Hello there. The prickly, four-legged one here. My bipedal co-blogger has obviously forgotten all about his obligations to the readership so it looks like I’ll have to take over until he stirs into life. It’s always the same, give him a rucksack and a walking stick and the promise of a cold beer in the evening and the rest of the world can go to hell.
Now I don’t know much about this beer business (never lets me have any, does he), but it looks a bit of fun. The stomping over mountains I can do without, though. I’ll leave that to him. So he leaves me alone at home with the run of the place and lots of food and water while he goes to look at cows and stone houses and does a thing called swimming which means something like getting wet for fun. He makes me get wet sometimes and it’s no fun at all. Odd creatures, these humans. I’m quite happy at home with no one to bother me.

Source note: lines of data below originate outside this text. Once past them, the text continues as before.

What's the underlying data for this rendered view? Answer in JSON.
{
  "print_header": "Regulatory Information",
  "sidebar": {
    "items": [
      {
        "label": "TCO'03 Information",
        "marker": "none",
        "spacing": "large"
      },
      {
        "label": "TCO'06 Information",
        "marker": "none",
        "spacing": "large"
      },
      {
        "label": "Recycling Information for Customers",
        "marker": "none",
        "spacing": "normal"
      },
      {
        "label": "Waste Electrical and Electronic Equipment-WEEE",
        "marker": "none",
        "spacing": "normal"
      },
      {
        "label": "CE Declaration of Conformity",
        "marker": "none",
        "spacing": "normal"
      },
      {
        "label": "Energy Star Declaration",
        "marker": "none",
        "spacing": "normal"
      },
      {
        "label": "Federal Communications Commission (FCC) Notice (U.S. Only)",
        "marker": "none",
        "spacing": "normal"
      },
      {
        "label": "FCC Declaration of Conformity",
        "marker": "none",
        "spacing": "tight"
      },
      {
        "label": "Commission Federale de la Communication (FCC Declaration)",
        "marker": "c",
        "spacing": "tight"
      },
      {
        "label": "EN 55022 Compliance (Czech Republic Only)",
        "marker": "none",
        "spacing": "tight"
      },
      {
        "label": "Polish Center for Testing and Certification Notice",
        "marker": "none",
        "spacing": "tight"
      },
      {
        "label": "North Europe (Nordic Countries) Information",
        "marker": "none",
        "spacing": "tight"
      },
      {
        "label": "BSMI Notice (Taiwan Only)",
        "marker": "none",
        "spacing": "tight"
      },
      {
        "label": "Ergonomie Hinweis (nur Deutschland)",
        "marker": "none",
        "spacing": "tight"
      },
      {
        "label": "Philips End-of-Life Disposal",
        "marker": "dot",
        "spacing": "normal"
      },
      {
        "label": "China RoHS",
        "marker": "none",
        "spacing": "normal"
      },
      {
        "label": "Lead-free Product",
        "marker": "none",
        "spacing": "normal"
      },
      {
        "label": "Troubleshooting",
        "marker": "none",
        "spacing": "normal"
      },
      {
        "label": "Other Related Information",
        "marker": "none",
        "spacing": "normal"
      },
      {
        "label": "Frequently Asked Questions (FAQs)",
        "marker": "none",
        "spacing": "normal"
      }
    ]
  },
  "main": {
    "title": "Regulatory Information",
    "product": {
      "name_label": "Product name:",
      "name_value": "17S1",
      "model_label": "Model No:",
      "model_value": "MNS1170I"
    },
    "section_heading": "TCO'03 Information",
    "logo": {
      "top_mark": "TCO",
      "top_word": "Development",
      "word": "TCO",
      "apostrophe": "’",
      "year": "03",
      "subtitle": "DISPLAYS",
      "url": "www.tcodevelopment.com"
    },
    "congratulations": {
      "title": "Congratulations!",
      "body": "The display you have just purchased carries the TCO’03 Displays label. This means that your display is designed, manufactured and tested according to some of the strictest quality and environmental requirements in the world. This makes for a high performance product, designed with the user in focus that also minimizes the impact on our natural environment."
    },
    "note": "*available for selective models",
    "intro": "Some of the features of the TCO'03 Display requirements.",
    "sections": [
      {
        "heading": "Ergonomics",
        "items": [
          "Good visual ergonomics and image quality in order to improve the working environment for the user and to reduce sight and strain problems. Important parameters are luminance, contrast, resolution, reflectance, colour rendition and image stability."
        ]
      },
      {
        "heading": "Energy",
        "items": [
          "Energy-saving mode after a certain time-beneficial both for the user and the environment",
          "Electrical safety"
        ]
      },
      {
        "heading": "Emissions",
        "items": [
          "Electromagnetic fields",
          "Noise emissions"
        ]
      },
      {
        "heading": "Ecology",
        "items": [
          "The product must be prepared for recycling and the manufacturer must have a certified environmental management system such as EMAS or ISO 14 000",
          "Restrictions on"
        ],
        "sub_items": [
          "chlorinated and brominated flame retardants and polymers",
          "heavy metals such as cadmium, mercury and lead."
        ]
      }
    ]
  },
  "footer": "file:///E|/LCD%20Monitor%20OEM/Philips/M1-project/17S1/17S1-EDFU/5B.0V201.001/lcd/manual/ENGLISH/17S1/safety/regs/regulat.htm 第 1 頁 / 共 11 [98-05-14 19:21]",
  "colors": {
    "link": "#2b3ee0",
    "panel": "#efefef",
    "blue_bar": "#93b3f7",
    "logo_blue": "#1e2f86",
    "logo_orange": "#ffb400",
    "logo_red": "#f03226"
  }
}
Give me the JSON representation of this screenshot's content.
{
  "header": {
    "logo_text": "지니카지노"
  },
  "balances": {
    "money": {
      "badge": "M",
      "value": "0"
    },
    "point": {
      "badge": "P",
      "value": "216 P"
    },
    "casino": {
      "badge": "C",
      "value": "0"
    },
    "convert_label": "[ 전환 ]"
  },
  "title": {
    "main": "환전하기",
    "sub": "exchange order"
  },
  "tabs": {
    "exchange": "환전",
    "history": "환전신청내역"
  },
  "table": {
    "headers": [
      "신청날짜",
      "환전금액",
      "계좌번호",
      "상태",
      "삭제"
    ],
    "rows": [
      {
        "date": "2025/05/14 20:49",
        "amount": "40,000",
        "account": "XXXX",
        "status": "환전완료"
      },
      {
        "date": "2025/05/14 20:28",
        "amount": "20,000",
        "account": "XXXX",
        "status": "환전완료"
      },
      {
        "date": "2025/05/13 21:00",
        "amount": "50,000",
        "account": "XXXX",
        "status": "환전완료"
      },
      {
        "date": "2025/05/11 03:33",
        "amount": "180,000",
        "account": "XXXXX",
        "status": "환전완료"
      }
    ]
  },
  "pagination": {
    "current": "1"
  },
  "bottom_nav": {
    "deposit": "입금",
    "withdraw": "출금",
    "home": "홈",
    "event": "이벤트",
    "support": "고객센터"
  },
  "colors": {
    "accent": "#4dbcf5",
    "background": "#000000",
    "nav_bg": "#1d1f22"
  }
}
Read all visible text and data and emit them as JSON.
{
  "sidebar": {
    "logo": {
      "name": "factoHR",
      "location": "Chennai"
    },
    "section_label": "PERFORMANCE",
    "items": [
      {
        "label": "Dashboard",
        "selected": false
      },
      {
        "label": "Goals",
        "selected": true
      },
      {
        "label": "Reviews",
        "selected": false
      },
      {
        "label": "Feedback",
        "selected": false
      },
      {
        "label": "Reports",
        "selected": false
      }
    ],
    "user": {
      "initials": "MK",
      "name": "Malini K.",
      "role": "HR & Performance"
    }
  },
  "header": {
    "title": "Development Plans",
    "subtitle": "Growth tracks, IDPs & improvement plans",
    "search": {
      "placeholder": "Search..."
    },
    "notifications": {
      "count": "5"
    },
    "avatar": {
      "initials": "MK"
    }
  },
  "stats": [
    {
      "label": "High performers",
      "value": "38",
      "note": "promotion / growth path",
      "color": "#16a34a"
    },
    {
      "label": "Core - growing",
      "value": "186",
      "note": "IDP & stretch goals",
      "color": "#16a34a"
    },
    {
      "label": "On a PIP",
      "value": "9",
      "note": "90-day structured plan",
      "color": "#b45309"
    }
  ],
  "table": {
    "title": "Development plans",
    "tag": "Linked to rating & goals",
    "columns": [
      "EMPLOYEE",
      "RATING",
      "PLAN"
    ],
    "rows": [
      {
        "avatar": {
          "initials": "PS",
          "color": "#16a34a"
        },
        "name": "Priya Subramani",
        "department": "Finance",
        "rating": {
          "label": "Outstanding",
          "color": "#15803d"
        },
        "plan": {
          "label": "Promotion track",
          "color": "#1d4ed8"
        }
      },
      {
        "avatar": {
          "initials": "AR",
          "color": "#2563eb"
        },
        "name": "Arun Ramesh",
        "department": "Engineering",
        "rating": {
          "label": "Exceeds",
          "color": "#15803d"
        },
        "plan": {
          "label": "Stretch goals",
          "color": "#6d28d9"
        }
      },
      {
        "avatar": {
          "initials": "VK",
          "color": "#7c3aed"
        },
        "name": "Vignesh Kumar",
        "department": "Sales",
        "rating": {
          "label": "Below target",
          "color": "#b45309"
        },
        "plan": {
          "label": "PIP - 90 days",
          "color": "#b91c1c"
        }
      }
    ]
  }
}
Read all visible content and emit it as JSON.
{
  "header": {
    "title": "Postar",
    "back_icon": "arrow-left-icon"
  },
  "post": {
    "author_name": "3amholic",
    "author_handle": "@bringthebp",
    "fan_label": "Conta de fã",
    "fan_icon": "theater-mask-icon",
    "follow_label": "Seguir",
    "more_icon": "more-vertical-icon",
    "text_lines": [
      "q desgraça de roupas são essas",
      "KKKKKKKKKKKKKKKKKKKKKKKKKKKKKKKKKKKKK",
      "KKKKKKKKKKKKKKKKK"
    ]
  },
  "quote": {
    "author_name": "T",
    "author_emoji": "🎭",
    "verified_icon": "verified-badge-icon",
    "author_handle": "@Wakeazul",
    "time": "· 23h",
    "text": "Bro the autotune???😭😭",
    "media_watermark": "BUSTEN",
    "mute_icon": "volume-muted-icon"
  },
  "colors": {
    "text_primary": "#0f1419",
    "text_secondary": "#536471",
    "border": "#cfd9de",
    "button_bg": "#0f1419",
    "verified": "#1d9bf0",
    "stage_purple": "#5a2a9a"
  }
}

Eventually he turned up again and stuck me in a box. That means one of two things. Either I get a needle stuck in my backside or we’re going to the country. Last time it was needles. This time I was lucky. So now we’re at the farm with a house full of insects. I like it here. All he sees is a couple of flies and maybe a spider but I spend the night chasing down things with six legs that he’s never even heard off. Or eight legs, it’s all the same to me. Bliss. Just the smell of it fills a hedgehog’s head with dreams of exotic plenty.
Anyhow, he says he’ll be back sometime soon, when the beer runs out, maybe, or there’s a storm or something, so when he turns up I’ll let him have the chair.